Am frühen Samstagabend ist das Marktgelände gut besucht, aber nicht überlaufen. Die Marktmeister Jens Gonera und Thomas Juszczak haben ihre Runde beendet und blicken auf das Festgelände im Sonnenuntergang. Die Resonanz sei extrem positiv, die Besucher hielten sich ausnahmslos an die Corona-Maßnahmen, achteten auf Abstände und die von den Schaustellern präparierten Einbahnstraßen, nutzten die Desinfektionsmittelspender nutzen. »Alle zwei Stunden machen wir in der Sitz-Gastronomie einen Check. Das bedeutet, dass die Leute dort wie im Restaurant sich in einer App registrieren müssen und wir uns dann die Listen abholen, um einen Überblick zu haben, wie viele Leute da sind.«

Probleme habe es bei den Sommertagen bislang keine gegeben. Das Festgelände ist weitläufig, die Besucher verteilen sich, die Stimmung ist gut. An den Ständen waren die Besucher in Grüppchen geduldig, bis sie dran sind. Eine Schlange hat sich vor dem Marktpavillon gebildet. Hier ist das mobile Impfteam des Wetteraukreises im Einsatz. Das Interesse der Besucher an der schnellen Impfung ist groß, die meisten halten die nötigen Unterlagen schon bereit.

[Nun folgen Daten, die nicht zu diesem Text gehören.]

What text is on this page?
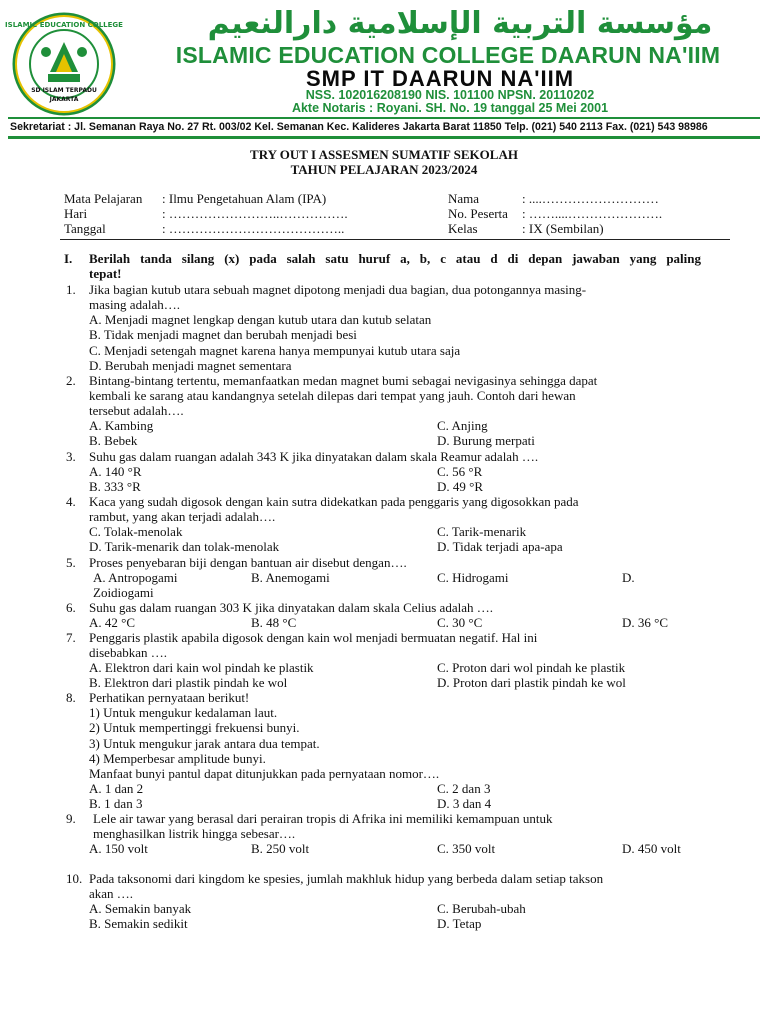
ISLAMIC EDUCATION COLLEGE
SD ISLAM TERPADU
JAKARTA
مؤسسة التربية الإسلامية دارالنعيم
ISLAMIC EDUCATION COLLEGE DAARUN NA'IIM
SMP IT DAARUN NA'IIM
NSS. 102016208190 NIS. 101100 NPSN. 20110202
Akte Notaris : Royani. SH. No. 19 tanggal 25 Mei 2001
Sekretariat : Jl. Semanan Raya No. 27 Rt. 003/02 Kel. Semanan Kec. Kalideres Jakarta Barat 11850 Telp. (021) 540 2113 Fax. (021) 543 98986
TRY OUT I ASSESMEN SUMATIF SEKOLAH
TAHUN PELAJARAN 2023/2024
Mata Pelajaran : Ilmu Pengetahuan Alam (IPA)
Hari	: ……………………..…………….
Tanggal	: …………………………………..
Nama	: ....………………………
No. Peserta : ……....………………….
Kelas	: IX (Sembilan)
I. Berilah tanda silang (x) pada salah satu huruf a, b, c atau d di depan jawaban yang paling
tepat!
1. Jika bagian kutub utara sebuah magnet dipotong menjadi dua bagian, dua potongannya masing-
masing adalah….
A. Menjadi magnet lengkap dengan kutub utara dan kutub selatan
B. Tidak menjadi magnet dan berubah menjadi besi
C. Menjadi setengah magnet karena hanya mempunyai kutub utara saja
D. Berubah menjadi magnet sementara
2. Bintang-bintang tertentu, memanfaatkan medan magnet bumi sebagai nevigasinya sehingga dapat
kembali ke sarang atau kandangnya setelah dilepas dari tempat yang jauh. Contoh dari hewan
tersebut adalah….
A. Kambing	C. Anjing
B. Bebek	D. Burung merpati
3. Suhu gas dalam ruangan adalah 343 K jika dinyatakan dalam skala Reamur adalah ….
A. 140 °R	C. 56 °R
B. 333 °R	D. 49 °R
4. Kaca yang sudah digosok dengan kain sutra didekatkan pada penggaris yang digosokkan pada
rambut, yang akan terjadi adalah….
C. Tolak-menolak	C. Tarik-menarik
D. Tarik-menarik dan tolak-menolak	D. Tidak terjadi apa-apa
5. Proses penyebaran biji dengan bantuan air disebut dengan….
A. Antropogami	B. Anemogami	C. Hidrogami	D.
Zoidiogami
6. Suhu gas dalam ruangan 303 K jika dinyatakan dalam skala Celius adalah ….
A. 42 °C	B. 48 °C	C. 30 °C	D. 36 °C
7. Penggaris plastik apabila digosok dengan kain wol menjadi bermuatan negatif. Hal ini
disebabkan ….
A. Elektron dari kain wol pindah ke plastik	C. Proton dari wol pindah ke plastik
B. Elektron dari plastik pindah ke wol	D. Proton dari plastik pindah ke wol
8. Perhatikan pernyataan berikut!
1) Untuk mengukur kedalaman laut.
2) Untuk mempertinggi frekuensi bunyi.
3) Untuk mengukur jarak antara dua tempat.
4) Memperbesar amplitude bunyi.
Manfaat bunyi pantul dapat ditunjukkan pada pernyataan nomor….
A. 1 dan 2	C. 2 dan 3
B. 1 dan 3	D. 3 dan 4
9. Lele air tawar yang berasal dari perairan tropis di Afrika ini memiliki kemampuan untuk
menghasilkan listrik hingga sebesar….
A. 150 volt	B. 250 volt	C. 350 volt	D. 450 volt
10. Pada taksonomi dari kingdom ke spesies, jumlah makhluk hidup yang berbeda dalam setiap takson
akan ….
A. Semakin banyak	C. Berubah-ubah
B. Semakin sedikit	D. Tetap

Schausteller achten auf Abstand

Auf dem Festgelände lädt Elias Werner am Schießstand von Belinda Blum gerade sein Gewehr nach und schießt gekonnt drei weitere Blumen aus der Halterung. »Es ist toll, wieder auf so ein Event gehen zu können«, findet er. »Wegen Corona mache ich mir hier wenig Gedanken. Ich glaube, an jedem Bahnhof zur Rush Hour ist es deutlich schwieriger als hier.« Die Schausteller achten auch auf ausreichend Abstand. Belinda Blum erläutert: »Normalerweise liegt der gesamte Stand voller Gewehre. 20 Stück, damit möglichst viele Leute gleichzeitig hier schießen können. Jetzt haben wir nur vier Gewehre hier liegen, damit eben die Abstände eingehalten werden können.« Nach jedem Schützen werden die Kerb-Waffen außerdem desinfiziert.

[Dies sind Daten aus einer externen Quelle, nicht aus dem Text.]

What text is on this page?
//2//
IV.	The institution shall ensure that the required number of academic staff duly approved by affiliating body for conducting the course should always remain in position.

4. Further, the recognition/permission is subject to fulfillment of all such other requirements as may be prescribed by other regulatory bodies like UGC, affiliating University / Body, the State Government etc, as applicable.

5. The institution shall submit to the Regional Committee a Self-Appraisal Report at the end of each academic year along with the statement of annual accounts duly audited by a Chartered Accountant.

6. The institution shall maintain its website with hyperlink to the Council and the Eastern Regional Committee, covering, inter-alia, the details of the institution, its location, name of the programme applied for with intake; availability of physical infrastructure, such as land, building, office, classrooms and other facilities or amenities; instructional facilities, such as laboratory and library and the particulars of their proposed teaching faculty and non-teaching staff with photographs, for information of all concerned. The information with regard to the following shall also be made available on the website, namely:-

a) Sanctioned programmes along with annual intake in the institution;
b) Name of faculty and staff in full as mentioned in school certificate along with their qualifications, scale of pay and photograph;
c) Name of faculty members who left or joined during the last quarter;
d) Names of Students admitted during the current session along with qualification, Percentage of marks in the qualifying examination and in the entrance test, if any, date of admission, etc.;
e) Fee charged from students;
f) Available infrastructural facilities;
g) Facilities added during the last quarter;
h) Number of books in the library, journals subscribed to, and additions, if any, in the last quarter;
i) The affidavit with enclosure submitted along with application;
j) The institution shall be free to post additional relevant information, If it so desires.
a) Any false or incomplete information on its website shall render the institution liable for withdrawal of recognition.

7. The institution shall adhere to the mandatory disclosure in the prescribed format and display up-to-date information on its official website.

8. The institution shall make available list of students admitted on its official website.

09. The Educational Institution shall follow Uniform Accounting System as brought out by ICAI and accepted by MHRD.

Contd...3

Die Corona-Pandemie sei natürlich ein herber Rückschlag für sie und ihre Familie gewesen, sagt Blum rückblickend. Sie wisse von vielen Familienbetrieben im Schaustellergewerbe, die bereits wegen der Pandemie hätten schließen müssen. »Wir sind eigentlich auch ein kleiner Betrieb, aber wir haben das Glück, dass mein Vater auch noch eine Schweißerfirma betreibt.« Dennoch: Bis auf ein Intermezzo auf dem Freudenberg in Wiesbaden sei mit den Schausteller-Ständen seit eineinhalb Jahren kein Geld zu verdienen gewesen.

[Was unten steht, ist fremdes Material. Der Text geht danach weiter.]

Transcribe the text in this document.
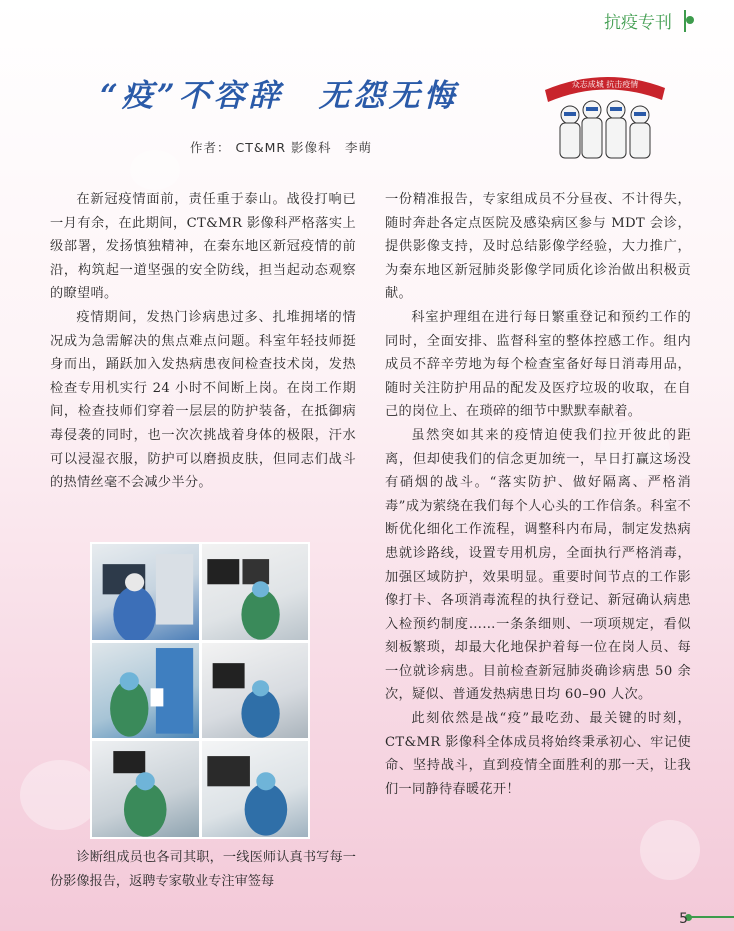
抗疫专刊
“疫”不容辞　无怨无悔
作者： CT&MR 影像科　李萌
众志成城 抗击疫情

在新冠疫情面前，责任重于泰山。战役打响已一月有余，在此期间，CT&MR 影像科严格落实上级部署，发扬慎独精神，在秦东地区新冠疫情的前沿，构筑起一道坚强的安全防线，担当起动态观察的瞭望哨。

疫情期间，发热门诊病患过多、扎堆拥堵的情况成为急需解决的焦点难点问题。科室年轻技师挺身而出，踊跃加入发热病患夜间检查技术岗，发热检查专用机实行 24 小时不间断上岗。在岗工作期间，检查技师们穿着一层层的防护装备，在抵御病毒侵袭的同时，也一次次挑战着身体的极限，汗水可以浸湿衣服，防护可以磨损皮肤，但同志们战斗的热情丝毫不会减少半分。

诊断组成员也各司其职，一线医师认真书写每一份影像报告，返聘专家敬业专注审签每

一份精准报告，专家组成员不分昼夜、不计得失，随时奔赴各定点医院及感染病区参与 MDT 会诊，提供影像支持，及时总结影像学经验，大力推广，为秦东地区新冠肺炎影像学同质化诊治做出积极贡献。

科室护理组在进行每日繁重登记和预约工作的同时，全面安排、监督科室的整体控感工作。组内成员不辞辛劳地为每个检查室备好每日消毒用品，随时关注防护用品的配发及医疗垃圾的收取，在自己的岗位上、在琐碎的细节中默默奉献着。

虽然突如其来的疫情迫使我们拉开彼此的距离，但却使我们的信念更加统一，早日打赢这场没有硝烟的战斗。“落实防护、做好隔离、严格消毒”成为萦绕在我们每个人心头的工作信条。科室不断优化细化工作流程，调整科内布局，制定发热病患就诊路线，设置专用机房，全面执行严格消毒，加强区域防护，效果明显。重要时间节点的工作影像打卡、各项消毒流程的执行登记、新冠确认病患入检预约制度……一条条细则、一项项规定，看似刻板繁琐，却最大化地保护着每一位在岗人员、每一位就诊病患。目前检查新冠肺炎确诊病患 50 余次，疑似、普通发热病患日均 60–90 人次。

此刻依然是战“疫”最吃劲、最关键的时刻，CT&MR 影像科全体成员将始终秉承初心、牢记使命、坚持战斗，直到疫情全面胜利的那一天，让我们一同静待春暖花开！

5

Die Stadt hatte dem Schaustellerverband Rhein-Main per Sondergenehmigung gestattet, die Schausteller auszuwählen und die Standplätze an diese gratis zu vergeben. Dabei hatte sich der Schaustellerverband auf Fahrgeschäfte und Stände aus der Region konzentriert, um den Reiseaufwand niedrig zu halten. Der Verbandsvorsitzende Thomas Roie sprach davon, dass endlich Konzepte entwickelt werden müssen, um auch während der Pandemie Feste dieser Art zu realisieren.